First, how do you establish paternity before birth? Second, does this give the presumed father the right to monitor the woman’s pregnancy and behavior? Will he have a say in the birth plan? Is he allowed to attend medical appointments? Will he be there for the birth? Or does he just get to foot the bill with the mother? What if the mother doesn’t desire or need his assistance? This could go south really quickly. (Yep… this was my thought, too.)

As long as the mother and fetus can be on my family insurance during the pregnancy then I don’t have a problem with it. The problem is that if I’m not married to the woman, how can she be on my insurance? (this guy is clearly NOT a mental giant… dude, maybe you shouldn’t be having sex with people to whom you aren’t married, if her not being on your “family insurance” is a concern? In fairness to him, he did come back and clarify, showing that he’s not really as dumb as that comment seems… Besides, the law indicates that the man must pay half of the woman’s health insurance premium, not put her on his insurance. And with a pregnancy rider, that’s probably gonna be pricey.)

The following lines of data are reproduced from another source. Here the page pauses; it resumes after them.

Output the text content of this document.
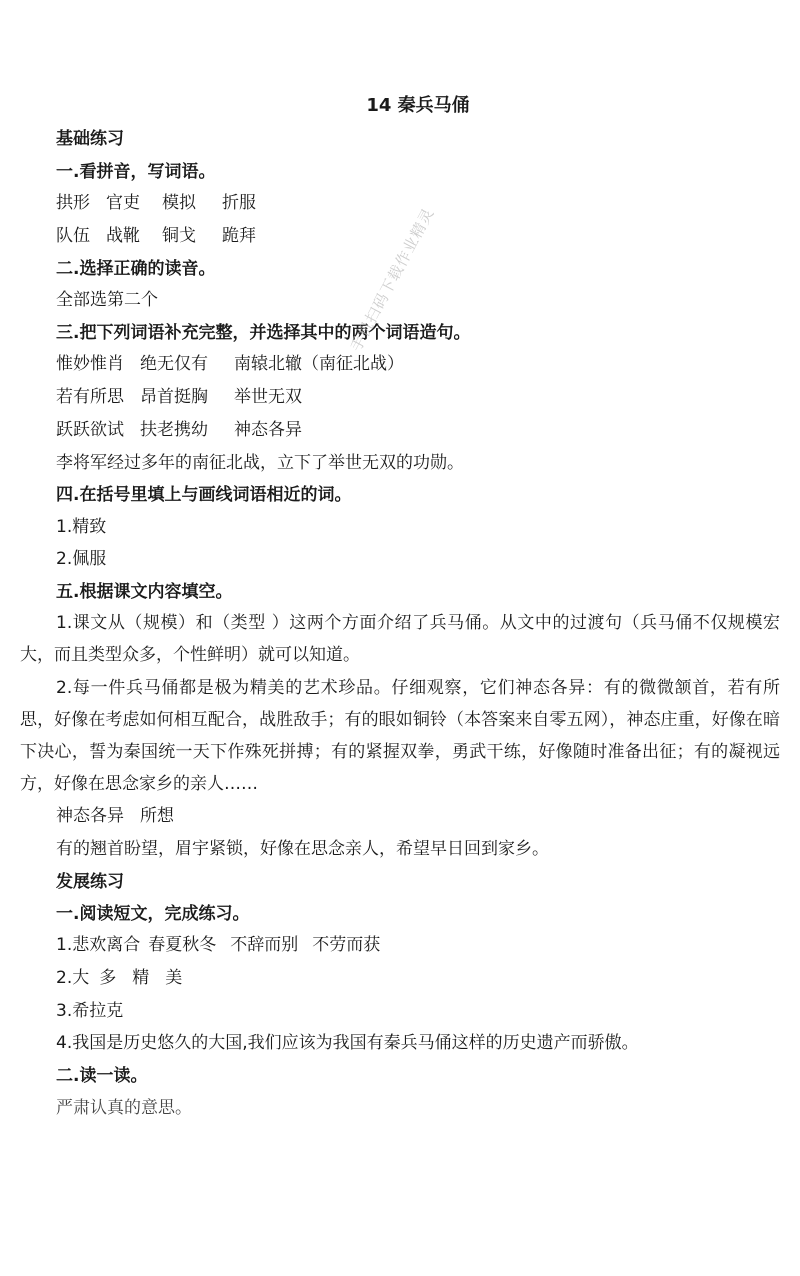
14 秦兵马俑
基础练习
一.看拼音，写词语。
拱形 官吏 模拟 折服
队伍 战靴 铜戈 跪拜
二.选择正确的读音。
全部选第二个
三.把下列词语补充完整，并选择其中的两个词语造句。
惟妙惟肖 绝无仅有 南辕北辙（南征北战）
若有所思 昂首挺胸 举世无双
跃跃欲试 扶老携幼 神态各异
李将军经过多年的南征北战，立下了举世无双的功勋。
四.在括号里填上与画线词语相近的词。
1.精致
2.佩服
五.根据课文内容填空。
1.课文从（规模）和（类型 ）这两个方面介绍了兵马俑。从文中的过渡句（兵马俑不仅规模宏大，而且类型众多，个性鲜明）就可以知道。
2.每一件兵马俑都是极为精美的艺术珍品。仔细观察，它们神态各异：有的微微颔首，若有所思，好像在考虑如何相互配合，战胜敌手；有的眼如铜铃（本答案来自零五网），神态庄重，好像在暗下决心，誓为秦国统一天下作殊死拼搏；有的紧握双拳，勇武干练，好像随时准备出征；有的凝视远方，好像在思念家乡的亲人……
神态各异 所想
有的翘首盼望，眉宇紧锁，好像在思念亲人，希望早日回到家乡。
发展练习
一.阅读短文，完成练习。
1.悲欢离合 春夏秋冬 不辞而别 不劳而获
2.大 多 精 美
3.希拉克
4.我国是历史悠久的大国,我们应该为我国有秦兵马俑这样的历史遗产而骄傲。
二.读一读。
严肃认真的意思。
手机扫码下载作业精灵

And one guy, whose comment I can no longer find, said he was fine with the new law as long as a woman didn’t “trap” him into being a father. Now– I know for a fact that men CAN be raped, but the odds of a male rape leading to pregnancy are pretty small. I think the bigger issue is convincing men to use condoms and/or not have sex so freely with women they don’t wish to make babies with. I doubt being trapped in fatherhood is a real thing for the vast majority of men, if the man is being responsible.

There were many more comments, but I don’t have all day to share them. Bill was up very late last night, working in the office. We got a late start this morning and I want to practice guitar and do some reading. Anyway, after March’s visit from Aunt Flow, which was a bit irregular, I realize that this is an issue that really won’t affect me at all for much longer… and probably doesn’t affect me now, if I’m honest. It’ll be interesting to see what Utah does with this new legislation and how it changes things in the Beehive State. I’ll be watching for the headlines.